Welcome to our interview series, where we introduce you to developers of all levels from all walks of life. Prepare to be inspired!
Today we meet Sara Kimmich, a data scientist and a developer. She tells us how and why she got into the world of coding and why Inception isn’t completely unrealistic!
What’s your position in your company? What’s your day to day like?
I just joined a mid-sized tech firm where I focus on machine learning and backend analytic development. Day to day, my life is 40% code, 30% documentation, 15% internal meetings, 10% client-facing, and 5% ducking Nerf gun fires from coworkers. This is a great way to destress when you’re code won’t compile!
Can you tell us about how you got into code, and why you chose this career path?
How we can use computers to build useful things has always been interesting to me. The earliest memory I have of actually hands-on coding was a Coding Camp. I attended it over the summer when I was in seventh grade. I was the only female in a camp of 30, and I have to admit that environment set me off from coding spaces for a while.
Fast forward to college. I was studying neuroscience and I found coding at the center of one of my main obsessions: understanding human consciousness. Consciousness is a complex thing, and you have to find ways to classify both behavior and biological brain states in new ways.
That passion carried me through to a PhD. My goal was to see if we could change people’s brain states without their knowledge (incepted neurofeedback – yes, just like the DiCaprio movie). The world is information, and code gives us a way to understand it.
I can’t say I really ‘chose’ this career path: I just keep chasing the things that excite me.
How did you become a data scientist? Did you choose data science intentionally?
I didn’t choose to become a data scientist – I was just wanted to keep working on challenges that require analytic creativity. Data scientist is my formal role. I self-identify as an avid Stackoverflow enthusiast.
What is your favorite part of being a data scientist?
The thing I love the most about data science is that it lets you look objectively at the things you are analyzing. You can use machine learning to test your hypotheses, or generative algorithms to let your data read a hypothesis back to you, in a way.
When you find a surprising result from a data set, there’s something really satisfying about that. This might be weird to say, but I love that feeling. I love when data gives me different results than I expected. It knocks you down a peg and lets you realize the world will always be more complex than your understanding of it, and that’s where the adventure is.
You built Online Brain Intensive, a free online platform where people can learn to analyze large sets of brain data. What sparked the idea and how did you bring it to life?
I am lucky to be in a community of people who are passionate about the Open Web. We believe that making tools and data accessible to everyone is fundamental to a free and progressing society. That might sound like a soap box pitch, but when you put it into practice, incredible things can happen.
In bringing these principles to computational neuroscience, I wanted to make sure that anyone, anywhere could learn the fundamentals of accessing, curating and analyzing openly available brain data sets. I am a forever optimist. I don’t think the best neuroscientist is locked in an ivory tower. They might be might be a high school student, a farmer, or a stay-at-home parent. As long as they’ve got the internet they should be able to objectively test their ideas on real data.
If we can achieve that radical change in the creation of new knowledge from data that’s already in the world, there’s a huge range of potential for what data driven medical progress can look like in the 21st century. I’m pretty passionate about it, but I never could have made it happen without a whole team of incredible experts that who volunteered their time to empower over 750 students in the first year.
How do you engage students in an online program like Brain Intensive? What’s the key ingredient to making sure students can apply their knowledge?
The most important thing for me was that this wasn’t a ‘course;’ it was a pathway to doing real work. It was important to me that every student had the opportunity to get one-on-one interaction with these experts (via Slack).
This turned out to be the key to making Online Brain Intensive a major success: we did more than teach people. We fixed bugs in developer software, we improved documentation for the whole field.
It was a tour de force of collaborative coding that I think has had a lasting impact on the field.

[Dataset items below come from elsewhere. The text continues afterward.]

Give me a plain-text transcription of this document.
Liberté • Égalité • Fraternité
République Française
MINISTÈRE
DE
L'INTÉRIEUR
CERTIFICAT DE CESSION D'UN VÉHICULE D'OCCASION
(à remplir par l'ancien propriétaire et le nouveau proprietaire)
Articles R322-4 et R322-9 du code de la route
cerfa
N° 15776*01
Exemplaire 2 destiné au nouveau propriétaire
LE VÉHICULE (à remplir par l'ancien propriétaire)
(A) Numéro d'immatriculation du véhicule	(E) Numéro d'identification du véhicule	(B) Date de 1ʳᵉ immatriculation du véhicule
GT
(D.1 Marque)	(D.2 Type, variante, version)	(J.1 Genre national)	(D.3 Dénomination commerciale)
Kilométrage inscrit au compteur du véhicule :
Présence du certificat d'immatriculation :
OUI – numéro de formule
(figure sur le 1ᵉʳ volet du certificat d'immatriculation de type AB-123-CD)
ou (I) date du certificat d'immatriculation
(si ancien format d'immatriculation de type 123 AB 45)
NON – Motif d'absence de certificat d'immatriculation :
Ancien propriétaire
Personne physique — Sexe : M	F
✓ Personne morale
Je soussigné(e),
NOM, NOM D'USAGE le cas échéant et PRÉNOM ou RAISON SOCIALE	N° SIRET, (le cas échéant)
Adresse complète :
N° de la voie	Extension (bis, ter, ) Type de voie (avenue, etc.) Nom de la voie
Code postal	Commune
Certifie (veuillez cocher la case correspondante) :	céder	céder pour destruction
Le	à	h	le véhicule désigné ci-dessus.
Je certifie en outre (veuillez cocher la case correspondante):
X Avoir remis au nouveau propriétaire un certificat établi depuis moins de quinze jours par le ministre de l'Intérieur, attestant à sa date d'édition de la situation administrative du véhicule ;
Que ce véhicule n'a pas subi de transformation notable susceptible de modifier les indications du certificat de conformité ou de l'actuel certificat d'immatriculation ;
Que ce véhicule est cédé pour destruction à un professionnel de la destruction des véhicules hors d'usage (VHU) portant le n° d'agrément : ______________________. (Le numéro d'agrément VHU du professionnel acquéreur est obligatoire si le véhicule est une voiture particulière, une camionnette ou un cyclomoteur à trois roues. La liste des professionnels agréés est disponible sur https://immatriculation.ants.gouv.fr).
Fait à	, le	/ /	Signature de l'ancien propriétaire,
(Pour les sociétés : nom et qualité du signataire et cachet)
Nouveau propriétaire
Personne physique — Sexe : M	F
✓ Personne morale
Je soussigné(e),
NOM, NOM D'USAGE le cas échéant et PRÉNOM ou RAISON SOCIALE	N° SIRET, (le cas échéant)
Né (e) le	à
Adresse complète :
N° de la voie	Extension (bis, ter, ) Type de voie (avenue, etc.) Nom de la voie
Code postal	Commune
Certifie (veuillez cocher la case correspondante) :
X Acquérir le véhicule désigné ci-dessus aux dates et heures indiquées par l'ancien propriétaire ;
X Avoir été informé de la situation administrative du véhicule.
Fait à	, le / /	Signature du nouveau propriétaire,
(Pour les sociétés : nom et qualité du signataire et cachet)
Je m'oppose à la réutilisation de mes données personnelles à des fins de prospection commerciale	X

What advice would you give to women in academia who want to want to learn to code?
Never Code Alone.
Learning to code is literally learning a new language – you can’t learn Spanish or Mandarin by talking to yourself. If helps so much to work with one or two other people, even if you are all starting to learn from scratch.
Don’t be afraid to ask for help, even from strangers on the internet. The longer you code, the more you figure out that everyone is learning all the time. ‘Experts’ are just the people who are great at asking questions instead of getting blocked.
When I can’t solve a bug, I… sigh as loudly as I can in an attempt to unsubtly catch coworkers’ attention and see if they’ve got ideas. 80% success rate.
My favorite programming language is… Python, hands down. Closure seems cool too for web dev but has a major learning curve.
Dream company to work for… Wikimedia (the non-profit that supports Wikipedia). Anyone who’s touched the internet has been impacted by the world that they do and keep doing, and I would love to be a part of that. I also love Comic Relief: A Just World Free from Poverty – the cloud platform they have to support real-time donations across three continents is just insane and I would love to work on that problem some day.